In 120 patients with hypertrophic cardiomyopathy (most of them refractory or intolerant to propranolol) who received therapy with verapamil at doses up to 720 mg/day, a variety of serious adverse effects were seen Three patients died in pulmonary edema; all had severe left ventricular outflow obstruction and a past history of left ventricular dysfunction. Eight other patients had pulmonary edema and/or severe hypotension; abnormally high (greater than 20 mmHg) pulmonary wedge pressure and a marked left ventricular outflow obstruction were present in most of these patients Sinus bradycardia occurred in 11% of the patients, second-degree AV block in 4%, and sinus arrest in 2%. The combination of sustained-release verapamil and beta-adrenergic blocking agents has not been studied However, there have been reports of excessive bradycardia and AV block, including complete heart block, when the combination has been used for the treatment of hypertension. In patients with hypertrophic cardiomyopathy (IHSS), alpha-adrenergic agents (phenylephrine HCl, metaraminol bitartrate, or methoxamine HCl) should be used to maintain blood pressure, and isoproterenol and norepinephrine should be avoided

The treatment options for Hypertrophic Cardiomyopathy (HCM) and associated complications include:

• Verapamil: may be used to treat HCM, but with caution and close monitoring due to the risk of adverse effects such as pulmonary edema, hypotension, and AV block.
• Alpha-adrenergic agents: such as phenylephrine, metaraminol, or methoxamine, may be used to maintain blood pressure in patients with HCM.
• Avoidance of certain medications: such as beta-adrenergic blockers, isoproterenol, and norepinephrine, which may exacerbate HCM.
• Close monitoring: of patients with HCM, including monitoring of blood pressure, cardiac function, and potential adverse effects of medications 2.

From the Research

Treatment Options for Hypertrophic Cardiomyopathy (HCM)

• Medical management is the primary treatment approach for HCM, aiming to reduce symptoms and prevent sudden cardiac death (SCD) 3, 4.
• Pharmacologic treatment of symptoms in patients with HOCM consists of negative inotropic drugs, such as beta blockers and disopyramide, as well as nondihydropyridine calcium channel blockers (CCBs) like verapamil 3, 5.
• For patients with high left ventricular outflow tract (LVOT) gradients, treatment options include nonvasodilating beta-blockers or non-dihydropyridine-type CCBs, with mavacamten, a myosin inhibitor, being a newer option 5.
• Septal reduction therapies, including surgical septal myectomy and alcohol septal ablation, can be considered for patients with severe symptoms unresponsive to medical therapy 3, 6.

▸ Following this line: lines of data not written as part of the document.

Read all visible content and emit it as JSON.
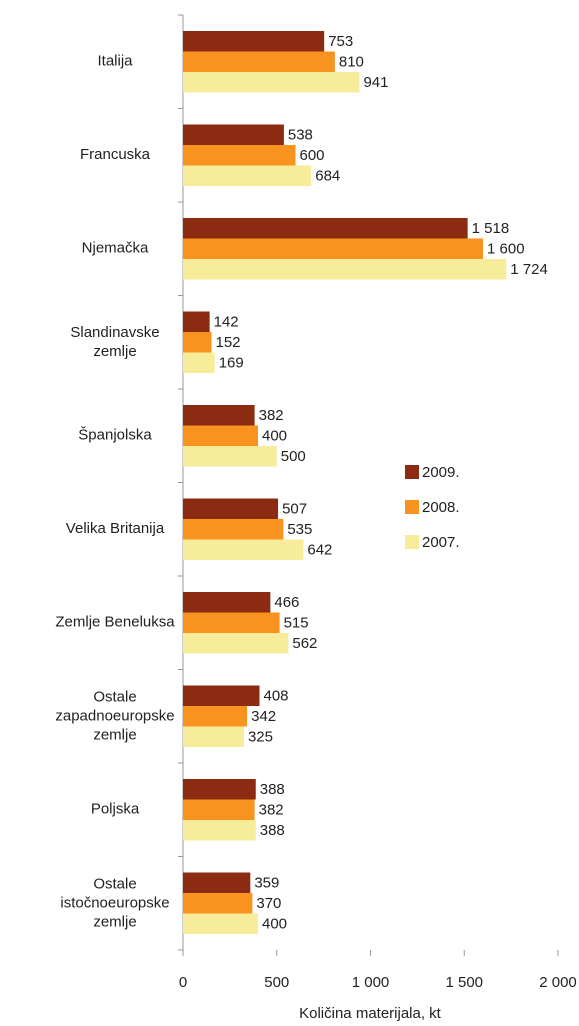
{
  "chart_data": {
    "type": "hbar",
    "xlabel": "Količina materijala, kt",
    "categories": [
      "Italija",
      "Francuska",
      "Njemačka",
      "Slandinavske\nzemlje",
      "Španjolska",
      "Velika Britanija",
      "Zemlje Beneluksa",
      "Ostale\nzapadnoeuropske\nzemlje",
      "Poljska",
      "Ostale\nistočnoeuropske\nzemlje"
    ],
    "series": [
      {
        "name": "2009.",
        "color": "#8b2c12",
        "values": [
          753,
          538,
          1518,
          142,
          382,
          507,
          466,
          408,
          388,
          359
        ],
        "value_labels": [
          "753",
          "538",
          "1 518",
          "142",
          "382",
          "507",
          "466",
          "408",
          "388",
          "359"
        ]
      },
      {
        "name": "2008.",
        "color": "#f7931e",
        "values": [
          810,
          600,
          1600,
          152,
          400,
          535,
          515,
          342,
          382,
          370
        ],
        "value_labels": [
          "810",
          "600",
          "1 600",
          "152",
          "400",
          "535",
          "515",
          "342",
          "382",
          "370"
        ]
      },
      {
        "name": "2007.",
        "color": "#f6ec9a",
        "values": [
          941,
          684,
          1724,
          169,
          500,
          642,
          562,
          325,
          388,
          400
        ],
        "value_labels": [
          "941",
          "684",
          "1 724",
          "169",
          "500",
          "642",
          "562",
          "325",
          "388",
          "400"
        ]
      }
    ],
    "xlim": [
      0,
      2000
    ],
    "xticks": [
      0,
      500,
      {
        "value": 1000,
        "label": "1 000"
      },
      {
        "value": 1500,
        "label": "1 500"
      },
      {
        "value": 2000,
        "label": "2 000"
      }
    ],
    "legend": "right",
    "grid": false
  }
}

Septal Reduction Therapies

• Surgical septal myectomy is a highly effective treatment with a >90% relief of obstruction and improvement in symptoms, but it is typically offered to younger patients with extreme hypertrophy 6.
• Alcohol septal ablation is a less invasive treatment with comparable hemodynamic and clinical results to septal myectomy, but its effectiveness depends on the septal perforator artery supplying the area of contact between the hypertrophied septum and the anterior leaflet of the mitral valve 6.
• The choice between septal myectomy and alcohol septal ablation depends on patient preference, operator experience, and institutional availability 3, 6.

Management of Complications

• Patients with HCM are at risk of developing atrial fibrillation, malignant arrhythmias, and mitral valve insufficiency, which require careful management 5.
• Implantable cardioverter-defibrillators (ICDs) are recommended for patients at high risk of SCD 3.
• Regular screening of relatives is essential for early detection and treatment of HCM 3.